Management of the first pregnancy associated with isoimmunization is generally uncomplicated and will follow the guidelines for usual pregnancy management. Infants may require additional monitoring postpartum but can be expected to follow the usual newborn course. All Rh-sensitized mothers, however, should be informed of the development, the nature of the problem, and its potential effects in subsequent pregnancies. Critical discussions of contraception, preconception counseling, and future pregnancy planning should begin in the immediate postpartum period.

Patients known to be previously Rh sensitized require careful management and involvement of a skilled maternal–fetal medicine provider. Although a full discussion of the management of such patients is beyond the scope of this text, the general course of management is reviewed here.

For previously sensitized patients, antibody titers should be drawn at intake, at 20 weeks’ gestation, and every 4 weeks thereafter.
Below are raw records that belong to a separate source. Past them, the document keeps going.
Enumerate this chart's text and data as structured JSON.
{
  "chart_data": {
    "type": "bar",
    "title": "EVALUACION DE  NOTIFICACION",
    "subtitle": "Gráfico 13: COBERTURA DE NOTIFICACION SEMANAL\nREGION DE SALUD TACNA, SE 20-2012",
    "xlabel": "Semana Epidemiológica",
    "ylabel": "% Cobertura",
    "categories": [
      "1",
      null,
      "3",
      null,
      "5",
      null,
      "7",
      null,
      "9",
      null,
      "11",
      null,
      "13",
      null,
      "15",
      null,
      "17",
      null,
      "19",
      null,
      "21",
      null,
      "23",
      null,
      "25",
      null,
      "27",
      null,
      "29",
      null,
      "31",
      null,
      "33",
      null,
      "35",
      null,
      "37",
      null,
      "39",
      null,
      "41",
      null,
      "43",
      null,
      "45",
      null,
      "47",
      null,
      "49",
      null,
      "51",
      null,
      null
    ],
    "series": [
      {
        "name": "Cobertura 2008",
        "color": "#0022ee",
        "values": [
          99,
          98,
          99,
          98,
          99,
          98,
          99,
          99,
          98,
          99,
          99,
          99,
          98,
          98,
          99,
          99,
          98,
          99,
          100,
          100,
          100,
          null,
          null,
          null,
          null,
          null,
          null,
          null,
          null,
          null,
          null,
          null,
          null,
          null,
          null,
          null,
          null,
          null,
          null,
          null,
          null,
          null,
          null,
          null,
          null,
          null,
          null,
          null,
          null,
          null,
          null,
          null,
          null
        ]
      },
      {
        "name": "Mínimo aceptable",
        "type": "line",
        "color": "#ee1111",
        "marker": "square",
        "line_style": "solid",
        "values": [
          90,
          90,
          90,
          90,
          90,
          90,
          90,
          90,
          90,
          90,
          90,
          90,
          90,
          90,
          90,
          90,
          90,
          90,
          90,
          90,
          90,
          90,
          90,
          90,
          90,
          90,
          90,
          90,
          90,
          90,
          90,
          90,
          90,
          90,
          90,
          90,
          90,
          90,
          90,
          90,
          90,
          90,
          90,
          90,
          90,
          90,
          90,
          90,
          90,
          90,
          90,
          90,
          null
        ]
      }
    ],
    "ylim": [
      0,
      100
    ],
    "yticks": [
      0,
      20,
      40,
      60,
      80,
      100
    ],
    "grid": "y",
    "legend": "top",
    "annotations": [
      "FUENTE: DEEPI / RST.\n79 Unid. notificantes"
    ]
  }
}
If antibody titers remain below 1:8, careful antenatal monitoring and continued routine prenatal care are recommended. When titers rise above a critical threshold (1:8–1:32), management will proceed as described below:

Amniotic Fluid Assessment

Beginning in the second trimester, bilirubin levels in the amniotic fluid decrease. In patients with significant isoimmunization, levels of bilirubin will rise as the pregnancy progresses. Serial measurement of bilirubin in the amniotic fluid can be used to determine the presence and severity of rising bilirubin levels. Fetal involvement is graded as mild, moderate, or severe based on the results of these studies. Mild involvement will require amniocentesis every 2–3 weeks with delivery at term in the absence of a worsening of the fetal condition. Moderate involvement requires amniocentesis every 1–2 weeks with delivery when fetal lung maturity can be demonstrated (see Chap. 7). Severe disease requires weekly amniocentesis and may also require intrauterine transfusion. In all cases assessment of fetal well-being is necessary (see Chap. 17).

Ultrasonography

With advances in fetal ultrasonography, assessment of blood flow in the middle cerebral artery now allows for noninvasive assessment of fetal status. The decrease in blood viscosity (due to red blood cell lysis) results in higher velocity blood flow. Normalized values correlated with fetal hematocrit allow for identification affected fetuses with moderate or severe anemia.

Percutaneous Umbilical Blood Sampling

Under circumstances requiring direct measurement of fetal hematocrit, sampling of the umbilical vein allows for such measurement. Normal fetal hematocrit is approximately 40 % (36–44 %) but may be <30 % in severe anemia.